- Project on Cholesteryl Hemiesters and Dysfunctional Lysosomes in Atherosclerosis
Atherosclerosis, a chronic systemic inflammatory disease that leads to myocardial infarction, stroke, and lower limb ischemia, is the major cause of cardiovascular disease (CVD)-related death globally. It results from constitutive uptake by macrophages and smooth muscle cells of modified Low Density Lipoproteins (LDL), trapped in the arterial intima that, with time, start to accumulate irreversibly in lysosomes, contributing to chronic inflammation, cell death etc.
One of the modifications that LDL undergoes is lipid oxidation, which leads to the formation of oxidized lipid species that, with time, will be detected in the blood. Based on this reasoning, we determined the lipidome of the blood plasma of CVD patients.
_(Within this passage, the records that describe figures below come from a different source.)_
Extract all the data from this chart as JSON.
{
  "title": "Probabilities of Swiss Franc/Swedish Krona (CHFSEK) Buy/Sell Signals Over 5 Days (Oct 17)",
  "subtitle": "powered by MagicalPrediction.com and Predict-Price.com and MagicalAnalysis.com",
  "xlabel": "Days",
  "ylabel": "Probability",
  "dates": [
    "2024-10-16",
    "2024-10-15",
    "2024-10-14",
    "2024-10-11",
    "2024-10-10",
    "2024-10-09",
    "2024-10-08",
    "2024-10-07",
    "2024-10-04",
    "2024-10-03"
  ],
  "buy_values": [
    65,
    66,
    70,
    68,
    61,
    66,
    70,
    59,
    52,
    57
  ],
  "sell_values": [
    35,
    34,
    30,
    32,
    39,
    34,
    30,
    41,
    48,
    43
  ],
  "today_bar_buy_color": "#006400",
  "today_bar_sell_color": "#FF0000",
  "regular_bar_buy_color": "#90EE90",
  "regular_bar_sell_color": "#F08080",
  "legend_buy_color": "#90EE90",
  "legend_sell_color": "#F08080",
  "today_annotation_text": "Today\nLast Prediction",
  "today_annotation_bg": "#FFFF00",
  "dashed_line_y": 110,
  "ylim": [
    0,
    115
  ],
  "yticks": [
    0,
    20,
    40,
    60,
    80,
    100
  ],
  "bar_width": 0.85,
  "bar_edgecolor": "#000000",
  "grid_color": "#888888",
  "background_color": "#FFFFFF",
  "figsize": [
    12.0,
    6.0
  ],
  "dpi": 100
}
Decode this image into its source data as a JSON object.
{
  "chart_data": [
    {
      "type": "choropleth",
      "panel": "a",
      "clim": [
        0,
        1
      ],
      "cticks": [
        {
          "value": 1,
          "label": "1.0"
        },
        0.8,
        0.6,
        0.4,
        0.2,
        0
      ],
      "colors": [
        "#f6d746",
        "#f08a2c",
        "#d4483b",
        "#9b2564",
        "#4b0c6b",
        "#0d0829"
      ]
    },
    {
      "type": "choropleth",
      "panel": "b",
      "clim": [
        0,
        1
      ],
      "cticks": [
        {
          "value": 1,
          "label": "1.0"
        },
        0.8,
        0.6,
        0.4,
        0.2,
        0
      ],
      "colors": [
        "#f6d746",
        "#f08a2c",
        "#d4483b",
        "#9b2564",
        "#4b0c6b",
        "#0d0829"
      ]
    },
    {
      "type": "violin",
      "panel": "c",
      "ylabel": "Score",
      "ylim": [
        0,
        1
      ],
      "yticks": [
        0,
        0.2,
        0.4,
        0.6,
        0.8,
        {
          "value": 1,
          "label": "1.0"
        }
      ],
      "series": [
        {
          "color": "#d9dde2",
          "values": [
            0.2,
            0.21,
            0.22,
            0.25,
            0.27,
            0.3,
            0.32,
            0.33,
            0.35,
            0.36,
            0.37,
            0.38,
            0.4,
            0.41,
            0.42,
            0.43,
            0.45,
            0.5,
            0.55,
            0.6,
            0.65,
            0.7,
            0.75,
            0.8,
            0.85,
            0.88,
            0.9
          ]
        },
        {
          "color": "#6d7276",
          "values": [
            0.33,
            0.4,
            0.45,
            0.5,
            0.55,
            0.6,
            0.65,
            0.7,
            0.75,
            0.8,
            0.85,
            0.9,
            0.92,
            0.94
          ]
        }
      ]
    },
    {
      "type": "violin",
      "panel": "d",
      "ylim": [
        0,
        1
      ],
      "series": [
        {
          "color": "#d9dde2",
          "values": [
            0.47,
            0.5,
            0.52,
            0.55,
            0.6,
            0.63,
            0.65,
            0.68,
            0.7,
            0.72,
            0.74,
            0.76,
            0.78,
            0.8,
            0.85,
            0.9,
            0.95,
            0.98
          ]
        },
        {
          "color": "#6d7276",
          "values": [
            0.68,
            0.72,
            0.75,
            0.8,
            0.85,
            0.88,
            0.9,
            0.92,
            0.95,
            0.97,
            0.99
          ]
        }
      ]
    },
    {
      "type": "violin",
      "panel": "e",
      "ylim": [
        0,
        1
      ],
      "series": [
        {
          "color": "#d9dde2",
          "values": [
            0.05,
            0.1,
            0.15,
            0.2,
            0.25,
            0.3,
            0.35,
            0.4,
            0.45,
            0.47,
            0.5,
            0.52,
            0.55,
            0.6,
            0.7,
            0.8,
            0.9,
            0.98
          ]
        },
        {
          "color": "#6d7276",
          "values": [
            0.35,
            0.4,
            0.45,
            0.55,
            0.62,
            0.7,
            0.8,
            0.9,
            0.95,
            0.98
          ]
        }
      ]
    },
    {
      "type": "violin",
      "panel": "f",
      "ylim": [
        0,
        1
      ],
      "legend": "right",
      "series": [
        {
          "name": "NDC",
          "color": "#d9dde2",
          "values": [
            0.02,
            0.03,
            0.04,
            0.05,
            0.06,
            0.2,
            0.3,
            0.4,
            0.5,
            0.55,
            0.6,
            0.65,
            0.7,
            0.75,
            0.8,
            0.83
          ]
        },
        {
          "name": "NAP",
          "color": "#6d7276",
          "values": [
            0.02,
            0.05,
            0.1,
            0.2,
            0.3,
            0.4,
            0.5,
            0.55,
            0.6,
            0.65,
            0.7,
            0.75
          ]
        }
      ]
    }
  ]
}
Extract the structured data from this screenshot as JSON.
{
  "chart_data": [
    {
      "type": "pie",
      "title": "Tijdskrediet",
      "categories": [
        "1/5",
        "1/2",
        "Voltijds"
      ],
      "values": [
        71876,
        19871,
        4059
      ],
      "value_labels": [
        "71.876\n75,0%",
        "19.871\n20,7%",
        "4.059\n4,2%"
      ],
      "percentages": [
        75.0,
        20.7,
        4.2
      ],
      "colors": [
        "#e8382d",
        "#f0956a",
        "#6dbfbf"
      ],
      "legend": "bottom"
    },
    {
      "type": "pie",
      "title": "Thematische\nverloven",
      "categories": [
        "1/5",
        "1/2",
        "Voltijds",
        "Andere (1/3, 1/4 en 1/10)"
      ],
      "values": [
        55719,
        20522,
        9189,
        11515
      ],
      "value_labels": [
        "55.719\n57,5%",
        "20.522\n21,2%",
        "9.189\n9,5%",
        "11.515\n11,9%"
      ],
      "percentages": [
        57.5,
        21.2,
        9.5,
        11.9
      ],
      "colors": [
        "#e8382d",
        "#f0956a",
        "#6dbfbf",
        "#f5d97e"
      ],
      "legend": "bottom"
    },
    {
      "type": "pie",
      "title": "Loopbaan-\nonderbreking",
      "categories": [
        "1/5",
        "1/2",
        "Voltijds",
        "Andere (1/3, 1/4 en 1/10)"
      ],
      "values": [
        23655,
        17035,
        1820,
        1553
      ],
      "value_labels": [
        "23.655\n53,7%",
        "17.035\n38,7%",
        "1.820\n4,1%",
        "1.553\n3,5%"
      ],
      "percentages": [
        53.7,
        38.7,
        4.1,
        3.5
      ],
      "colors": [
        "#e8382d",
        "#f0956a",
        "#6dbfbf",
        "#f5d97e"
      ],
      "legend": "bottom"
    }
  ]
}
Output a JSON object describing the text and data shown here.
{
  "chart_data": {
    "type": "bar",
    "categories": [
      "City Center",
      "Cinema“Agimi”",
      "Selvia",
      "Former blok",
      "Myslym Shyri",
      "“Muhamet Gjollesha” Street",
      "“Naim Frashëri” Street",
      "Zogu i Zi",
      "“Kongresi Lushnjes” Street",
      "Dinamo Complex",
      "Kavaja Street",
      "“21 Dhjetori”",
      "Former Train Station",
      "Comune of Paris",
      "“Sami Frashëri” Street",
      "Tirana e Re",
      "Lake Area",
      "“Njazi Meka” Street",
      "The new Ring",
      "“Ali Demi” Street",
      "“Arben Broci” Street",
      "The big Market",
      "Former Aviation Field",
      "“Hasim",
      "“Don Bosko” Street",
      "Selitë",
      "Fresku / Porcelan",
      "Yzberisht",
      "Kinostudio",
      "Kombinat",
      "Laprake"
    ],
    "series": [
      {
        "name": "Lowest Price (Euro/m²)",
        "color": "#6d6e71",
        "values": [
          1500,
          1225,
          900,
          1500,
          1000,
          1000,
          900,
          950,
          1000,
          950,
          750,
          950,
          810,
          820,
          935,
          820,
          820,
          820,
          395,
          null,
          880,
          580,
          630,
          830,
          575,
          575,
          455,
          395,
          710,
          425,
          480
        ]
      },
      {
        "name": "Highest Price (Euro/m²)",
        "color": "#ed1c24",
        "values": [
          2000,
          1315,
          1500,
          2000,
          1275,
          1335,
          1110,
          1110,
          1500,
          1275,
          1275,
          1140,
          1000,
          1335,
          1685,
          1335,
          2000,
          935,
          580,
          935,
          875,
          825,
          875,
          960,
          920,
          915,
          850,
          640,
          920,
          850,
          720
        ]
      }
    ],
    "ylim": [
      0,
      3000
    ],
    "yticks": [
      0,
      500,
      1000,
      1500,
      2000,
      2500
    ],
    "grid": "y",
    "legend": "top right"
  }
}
The results showed that while total cholesterol concentrations were only slightly different, the concentrations of a family of previously not investigated oxidized-lipids, cholesteryl hemiesters (ChE), was significantly higher in CVD patients than in normal donors.
Lysosomal dysfunction is a common and early contributing factor in the onset of several chronic diseases but it has been almost neglected in the pathobiology of atherosclerosis.
Thus, the goal of this project is to characterize the novel family of oxidized lipids as new risk factors in atherosclerosis and as inducers of lysosome dysfunction as well as to understand the molecular mechanisms behind lysosomal dysfunction in ChE-treated macrophages, smooth muscle cells and in zebrafish larvae.
We are using cutting-edge techniques such as shotgun lipidomics alongside complementary molecular cell biology methods. We are confident that this proposal will uncover important new CVD risk factors and concepts underlying the pathogenesis of atherosclerosis that may guide the development of new drugs with therapeutic activity towards CVD.